Low unemployment creates challenges for employers looking to hire great workers. While star candidates fly off the market in under two weeks, unfilled positions linger and time-to-hire climbs higher and higher.
Many businesses or departments start the new year armed with a new budget -- and perhaps with approval to add headcount. Even if your company or your budget is smaller than some, you are probably tasked with bringing top-tier talent on board.
Here are five areas of focus that are helping forward-thinking hiring managers out-recruit the competition.
Improve your candidate experience -- especially on mobile.
"Candidate experience" really caught on as a concept in recent years; at HR conferences, the phrase is nearly ubiquitous. But anyone with actual recent experience as a job candidate knows all too well that there are plenty of employers still providing a miserable candidate experience: confusing portals, cumbersome forms, repetitive data entry, slow response times, and so on.
More and more job seekers are researching jobs on their mobile devices, and looking to apply via mobile as well. For employers, the question shouldn't be "Do we allow for mobile applications?" but "What's it like to apply for our jobs via mobile?" Executives and hiring managers should actually pull their phones out and go through the process of applying for one of their open jobs; often times, they may be unhappily surprised.
Research from CareerBuilder suggests that a whopping 95 percent of candidates will abandon an application altogether if the mobile experience is too convoluted. In any job market, that's a staggering number that shrinks the candidate pool considerably, especially as candidates increasingly want to stay on their phones from start to finish of the application process.
Write job descriptions for the candidate you want, not the candidate you need.
A good job description should certainly cover all the basics, giving an indication of day-to-day responsibilities, as well as any screening prerequisites. If you need someone who can lift 250 pounds on the weekends, it's important to say so.
But it's also important to write job descriptions that dig a little deeper, helping you attract stronger candidates. Sell your company's values and vision. Don't just list duties; explain how the role connects with larger goals.
And while employers are sometimes reluctant to divulge specifics, Workpop's research suggests that failing to list salary or wage information will result in a 33 percent decrease in applications.

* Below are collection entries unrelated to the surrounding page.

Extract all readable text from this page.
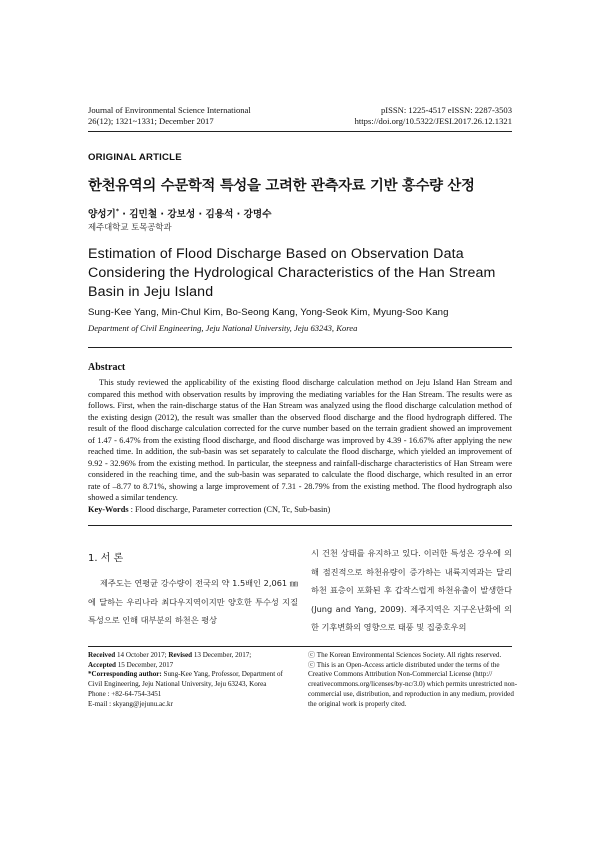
Journal of Environmental Science International
26(12); 1321~1331; December 2017
pISSN: 1225-4517 eISSN: 2287-3503
https://doi.org/10.5322/JESI.2017.26.12.1321
ORIGINAL ARTICLE
한천유역의 수문학적 특성을 고려한 관측자료 기반 홍수량 산정
양성기* · 김민철 · 강보성 · 김용석 · 강명수
제주대학교 토목공학과
Estimation of Flood Discharge Based on Observation Data Considering the Hydrological Characteristics of the Han Stream Basin in Jeju Island
Sung-Kee Yang, Min-Chul Kim, Bo-Seong Kang, Yong-Seok Kim, Myung-Soo Kang
Department of Civil Engineering, Jeju National University, Jeju 63243, Korea
Abstract
This study reviewed the applicability of the existing flood discharge calculation method on Jeju Island Han Stream and compared this method with observation results by improving the mediating variables for the Han Stream. The results were as follows. First, when the rain-discharge status of the Han Stream was analyzed using the flood discharge calculation method of the existing design (2012), the result was smaller than the observed flood discharge and the flood hydrograph differed. The result of the flood discharge calculation corrected for the curve number based on the terrain gradient showed an improvement of 1.47 - 6.47% from the existing flood discharge, and flood discharge was improved by 4.39 - 16.67% after applying the new reached time. In addition, the sub-basin was set separately to calculate the flood discharge, which yielded an improvement of 9.92 - 32.96% from the existing method. In particular, the steepness and rainfall-discharge characteristics of Han Stream were considered in the reaching time, and the sub-basin was separated to calculate the flood discharge, which resulted in an error rate of –8.77 to 8.71%, showing a large improvement of 7.31 - 28.79% from the existing method. The flood hydrograph also showed a similar tendency.
Key-Words : Flood discharge, Parameter correction (CN, Tc, Sub-basin)
1. 서 론
제주도는 연평균 강수량이 전국의 약 1.5배인 2,061 ㎜에 달하는 우리나라 최다우지역이지만 양호한 투수성 지질특성으로 인해 대부분의 하천은 평상
시 건천 상태를 유지하고 있다. 이러한 특성은 강우에 의해 점진적으로 하천유량이 증가하는 내륙지역과는 달리 하천 표층이 포화된 후 갑작스럽게 하천유출이 발생한다(Jung and Yang, 2009). 제주지역은 지구온난화에 의한 기후변화의 영향으로 태풍 및 집중호우의
Received 14 October 2017; Revised 13 December, 2017;
Accepted 15 December, 2017
*Corresponding author: Sung-Kee Yang, Professor, Department of Civil Engineering, Jeju National University, Jeju 63243, Korea
Phone : +82-64-754-3451
E-mail : skyang@jejunu.ac.kr
ⓒ The Korean Environmental Sciences Society. All rights reserved.
ⓒ This is an Open-Access article distributed under the terms of the Creative Commons Attribution Non-Commercial License (http:// creativecommons.org/licenses/by-nc/3.0) which permits unrestricted non-commercial use, distribution, and reproduction in any medium, provided the original work is properly cited.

Keep the "human" part of human resources front and center.
AI is all the rage in HR tech right now, and with good reason -- it carries the potential to re-shape nearly every step of the hiring cycle, from the initial job search all the way through onboarding and training. But one of the cardinal sins of candidate experience is to make applicants feel like they're exclusively being evaluated by robots.
Automate tasks like routinely maximizing your sourcing spend; it can be a full-time job unto itself to continually track the performance of various job boards and campaigns, and to reallocate your spend accordingly. By saving time on avoidable manual work early, hiring managers will open more time to work their human magic during the interview and decision process -- a time period when it's essential for the employer to maintain consistent and personalized contact with the prospective employee.
Think about retention from the beginning.
Expect to see stronger links emerge between smarter recruiting and healthier retention, even in perpetually high-turnover industries like hospitality. Companies often develop strategies and offer perks for retaining existing employees -- increasing schedule flexibility or adding opportunities for growth -- but this consideration isn't always (or often) extended to prospective employees.
Instead of focusing exclusively on past experiences and accomplishments during the interview process, try to also get a sense of a candidate's goals, and to start thinking about growth opportunities that will challenge and engage from day one. That doesn't mean fast-tracking anyone for promotions, but establishing an early two-way conversation about the future will help guard against unexpected departures because an employee feels stifled, or has been recruited elsewhere with the promise of career growth that your company could have offered.
Find candidates who don't know they are candidates.
Blasting a few job boards isn't enough. The best candidates -- particularly in a tight talent market -- are often the ones that aren't even actively looking for a new job. Make sure you have the ability to reach these so-called passive candidates with a compelling message about why they'd be happier on your team. Encourage referrals from current employees, too, as referrals will often wind up outperforming the average hire.